À l’époque, les dirigeants ne prêtèrent pas une attention suffisante aux changements qui se profilaient dans l’ordre international, auparavant connu sous le nom de Concert européen. La montée en puissance du nationalisme a été un élément déterminant. En Europe de l’Est, l’émergence du panslavisme menaçait à la fois l’Empire ottoman et l’Empire austro-hongrois, qui comprenaient tous deux des populations slaves importantes. De leur côté, les auteurs allemands dissertaient sur l’inévitabilité de conflits entre Slaves et Teutons et les livres d’école jetaient de l’huile sur le feu des passions chauvines. Le nationalisme s’avéra être un lien plus fort que le socialisme pour la classe ouvrière européenne, et un lien plus fort que le capitalisme pour les banquiers européens.

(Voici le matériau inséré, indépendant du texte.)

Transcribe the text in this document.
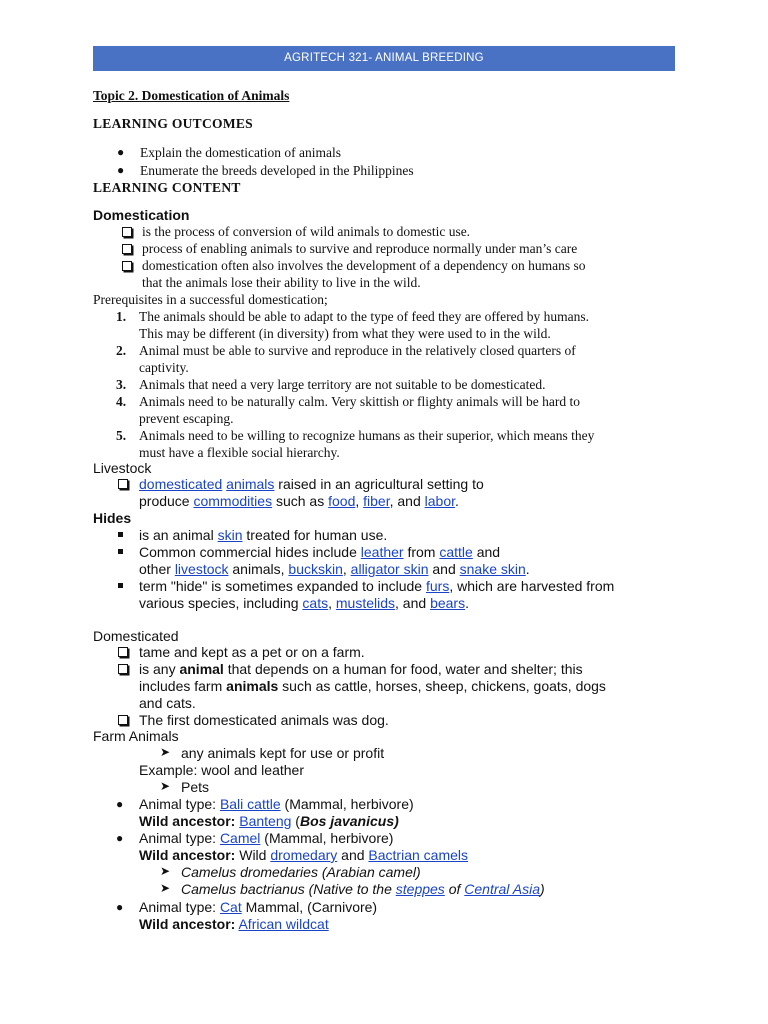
AGRITECH 321- ANIMAL BREEDING
Topic 2. Domestication of Animals
LEARNING OUTCOMES
● Explain the domestication of animals
● Enumerate the breeds developed in the Philippines
LEARNING CONTENT
Domestication
is the process of conversion of wild animals to domestic use.
process of enabling animals to survive and reproduce normally under man’s care
domestication often also involves the development of a dependency on humans so
that the animals lose their ability to live in the wild.
Prerequisites in a successful domestication;
1. The animals should be able to adapt to the type of feed they are offered by humans.
This may be different (in diversity) from what they were used to in the wild.
2. Animal must be able to survive and reproduce in the relatively closed quarters of
captivity.
3. Animals that need a very large territory are not suitable to be domesticated.
4. Animals need to be naturally calm. Very skittish or flighty animals will be hard to
prevent escaping.
5. Animals need to be willing to recognize humans as their superior, which means they
must have a flexible social hierarchy.
Livestock
domesticated animals raised in an agricultural setting to
produce commodities such as food, fiber, and labor.
Hides
is an animal skin treated for human use.
Common commercial hides include leather from cattle and
other livestock animals, buckskin, alligator skin and snake skin.
term "hide" is sometimes expanded to include furs, which are harvested from
various species, including cats, mustelids, and bears.
Domesticated
tame and kept as a pet or on a farm.
is any animal that depends on a human for food, water and shelter; this
includes farm animals such as cattle, horses, sheep, chickens, goats, dogs
and cats.
The first domesticated animals was dog.
Farm Animals
➤ any animals kept for use or profit
Example: wool and leather
➤ Pets
● Animal type: Bali cattle (Mammal, herbivore)
Wild ancestor: Banteng (Bos javanicus)
● Animal type: Camel (Mammal, herbivore)
Wild ancestor: Wild dromedary and Bactrian camels
➤ Camelus dromedaries (Arabian camel)
➤ Camelus bactrianus (Native to the steppes of Central Asia)
● Animal type: Cat Mammal, (Carnivore)
Wild ancestor: African wildcat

En outre, une certaine suffisance quand au maintien de la paix s’était imposée. Les grandes puissances n’avaient pas été impliquées dans un conflit en Europe depuis 40 ans. Certes, il y eut des crises – au Maroc en 1905-1906, en Bosnie en 1908, à nouveau au Maroc en 1911, et les guerres balkaniques de 1912-1913 – qui purent toutefois être surmontées. Mais les compromis diplomatiques qui permirent de résoudre ces conflits engendrèrent des frustrations et des pressions croissantes en faveur d’un révisionnisme historique. Plusieurs dirigeants politiques se mirent à penser qu’une guerre décisive de courte durée, remportée par les plus forts, serait la meilleure solution.